История повторяется, но с разными исходами. В тот раз, в 1924 году, пессимист оказался прав: после трех-четырех сравнительно благополучных нэповских лет все пошло куда как плохо. В 1953 году дело обернулось иначе: становилось лучше, хотя и хорошо не стало, но все познается в сравнении. Уже вскоре после похорон что-то неуловимо изменилось. Как бы невидимая рука понизила планку обязательной скорби. В газетах об усопшем писали не так много, как можно было ожидать, привычных гиперболических эпитетов поубавилось, тон стал сдержанным. И почему-то это никого не поразило. Если бы Сталина и в самом деле так уж любили, народ бы не понял внезапного официального охлаждения к его памяти и втихую роптал, но этого не наблюдалось. Многих москвичей постигла более насущная утрата – несколько сотен человек были во время похорон Сталина раздавлены.

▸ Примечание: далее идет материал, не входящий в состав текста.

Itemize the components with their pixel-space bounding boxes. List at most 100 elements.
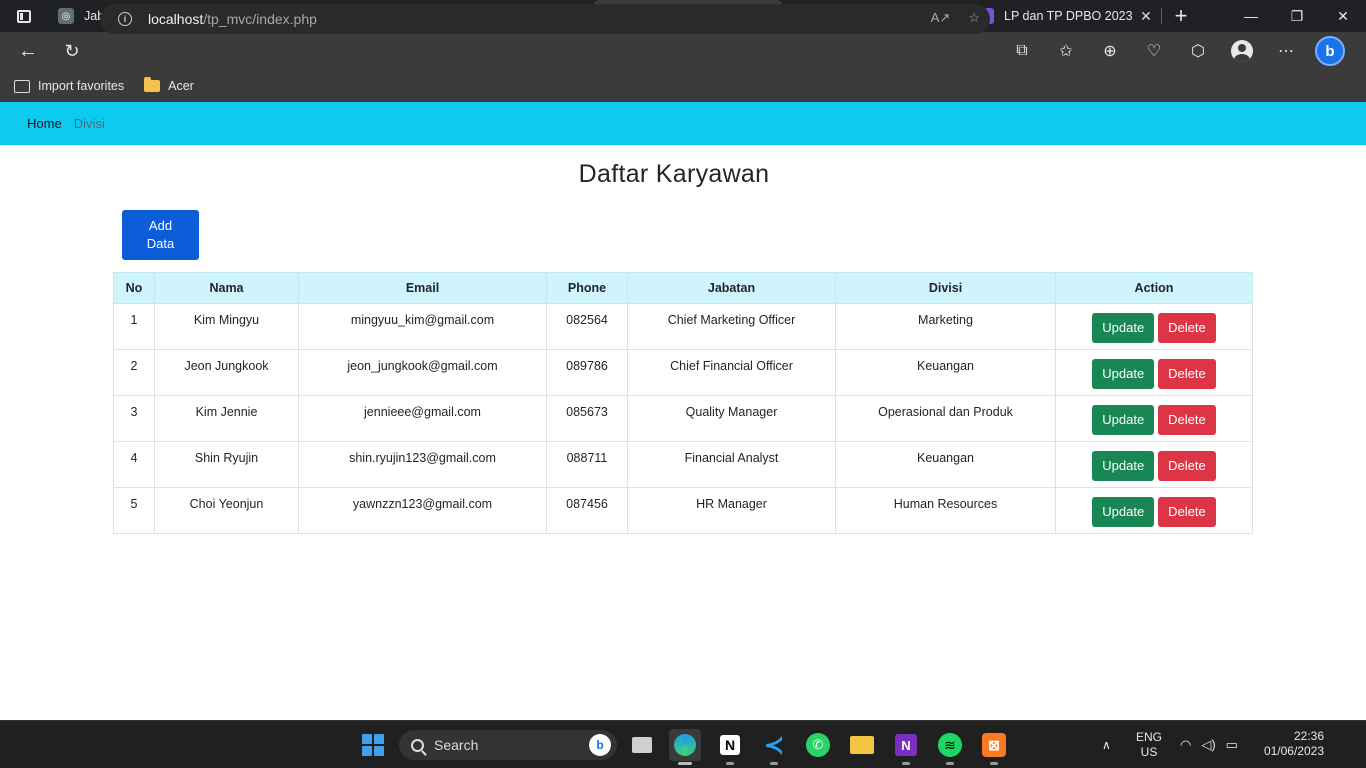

Потом – прекращение «дела врачей», начавшиеся уже тогда реабилитации, арест Берии: общий вздох облегчения. Следующие три года память Сталина все более спускалась на тормозах, и народ из-за этого не сокрушался. Речь Хрущева на XX съезде стала, конечно, сенсацией, но как бы уже ожидаемой, предчувствуемой. Миф о всенародной любви к Сталину рассосался сам собой еще до XX съезда.

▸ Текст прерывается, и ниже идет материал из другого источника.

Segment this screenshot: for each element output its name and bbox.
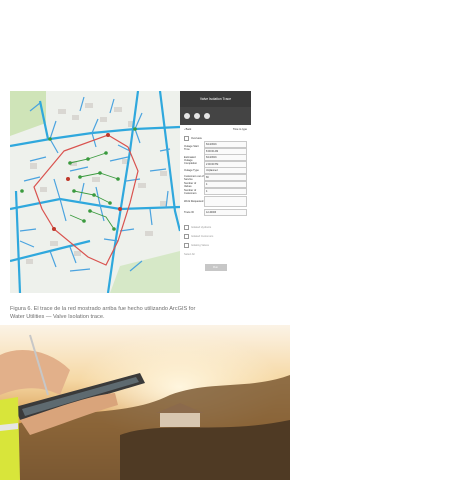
layers-icon[interactable] [194, 113, 200, 119]
menu-icon[interactable] [204, 113, 210, 119]
field-row: Outage Type Unplanned [180, 167, 251, 174]
option-checkbox[interactable] [184, 225, 189, 230]
field-label: Number of Valves [184, 181, 197, 188]
panel-title: Valve Isolation Trace [180, 91, 251, 107]
field-label: Outage Type [184, 169, 199, 172]
caption-line-2: Water Utilities — Valve Isolation trace. [10, 314, 105, 320]
field-value[interactable]: 4 [204, 181, 247, 188]
field-row: Number of Customers 4 [180, 188, 251, 195]
field-value[interactable] [204, 196, 247, 207]
option-label: Isolated Customers [191, 235, 214, 238]
field-row: Trace ID 12-40003 [180, 208, 251, 217]
option-checkbox[interactable] [184, 234, 189, 239]
panel-nav: ‹ Back Time to type [180, 125, 251, 134]
field-label: Trace ID [184, 211, 194, 214]
field-value[interactable]: 12-40003 [204, 209, 247, 216]
back-icon[interactable] [184, 113, 190, 119]
option-label: Isolated Hydrants [191, 226, 212, 229]
select-all-link[interactable]: Select All [184, 253, 195, 256]
field-label: Work Requested [184, 200, 204, 203]
field-label: Customers out of Service [184, 174, 204, 181]
option-label: Isolating Valves [191, 244, 209, 247]
field-value[interactable]: 6/13/2016 [204, 141, 247, 148]
figure-caption: Figura 6. El trace de la red mostrado ar… [10, 305, 250, 321]
field-row: Customers out of Service 66 [180, 174, 251, 181]
option-checkbox[interactable] [184, 243, 189, 248]
caption-line-1: Figura 6. El trace de la red mostrado ar… [10, 306, 196, 312]
option-row[interactable]: Isolated Customers [180, 232, 251, 241]
field-worker-photo [0, 325, 290, 480]
field-row: Estimated Outage Completion 6/13/2016 2:… [180, 153, 251, 168]
run-button[interactable]: Run [204, 264, 227, 271]
field-label: Number of Customers [184, 188, 197, 195]
field-label: Estimated Outage Completion [184, 156, 198, 165]
panel-toolbar [180, 107, 251, 125]
field-label: Outage Start Time [184, 145, 199, 151]
next-link[interactable]: Time to type [233, 128, 247, 131]
field-row: Work Requested [180, 195, 251, 208]
option-row[interactable]: Isolating Valves [180, 241, 251, 250]
field-row: Outage Start Time 6/13/2016 8:00:00 AM [180, 141, 251, 155]
overview-checkbox[interactable] [184, 135, 189, 141]
option-row[interactable]: Isolated Hydrants [180, 223, 251, 232]
field-value[interactable]: 66 [204, 174, 247, 181]
safety-vest [0, 397, 20, 480]
field-value[interactable]: 4 [204, 188, 247, 195]
back-link[interactable]: ‹ Back [184, 128, 191, 131]
trace-map [10, 91, 180, 293]
field-value[interactable]: Unplanned [204, 167, 247, 174]
option-row[interactable]: Select All [180, 250, 251, 258]
field-value[interactable]: 6/13/2016 [204, 153, 247, 161]
overview-label: Overview [191, 136, 202, 140]
field-row: Number of Valves 4 [180, 181, 251, 188]
trace-panel: Valve Isolation Trace ‹ Back Time to typ… [180, 91, 251, 293]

В доживших до наших дней «сталинистах» – остервенелых стариках и старухах, выкрикивающих на митингах непристойности, – не нужно видеть представителей целого поколения, якобы обожавшего Сталина, а теперь испытывающего ностальгию по своей молодости, овеянной романтикой трудовых подвигов, песен Дунаевского и тому подобным. Все проще. Дело не в возрасте этих людей, а в том, кем они в своей молодости были – они сами или их мужья, отцы. Ведь великое множество людей получали очень хороший навар, обслуживая сталинскую систему. Не говоря уже о номенклатуре, о разветвленном партаппарате – огромные штаты ГУЛАГа, следователи, надзиратели, сотрудники «органов», сексоты, а также чиновники, имеющие власть, бдительные цензоры… «их тьмы и тьмы». Прибавьте еще их обслугу. Какая-нибудь машинистка при обкоме пользовалась спецзаказами, спецбольницами, спецсанаториями и спецбуфетами, в то время как такая же машинистка из рядового учреждения стояла в очередях за убогим пайком, выдаваемым по карточкам (они тогда назывались «заборными книжками»). «Привилегированных» было, наверно, не меньше, чем репрессированных. Щедрые кормления первых и даровой труд вторых – на этих двух китах стоял режим. Третий кит – идеологический, включая веру в идеалы и любовь к вождю, служил дымовой завесой. О ее поддержании неусыпно пеклись – без нее режим предстал бы перед всем миром в своей циничной наготе. Постепенное его расшатывание и началось с тех пор, как в идеологической завесе образовались дыры. Можно, пожалуй, сказать, что «надстройка» определяла судьбу «базиса», а не наоборот.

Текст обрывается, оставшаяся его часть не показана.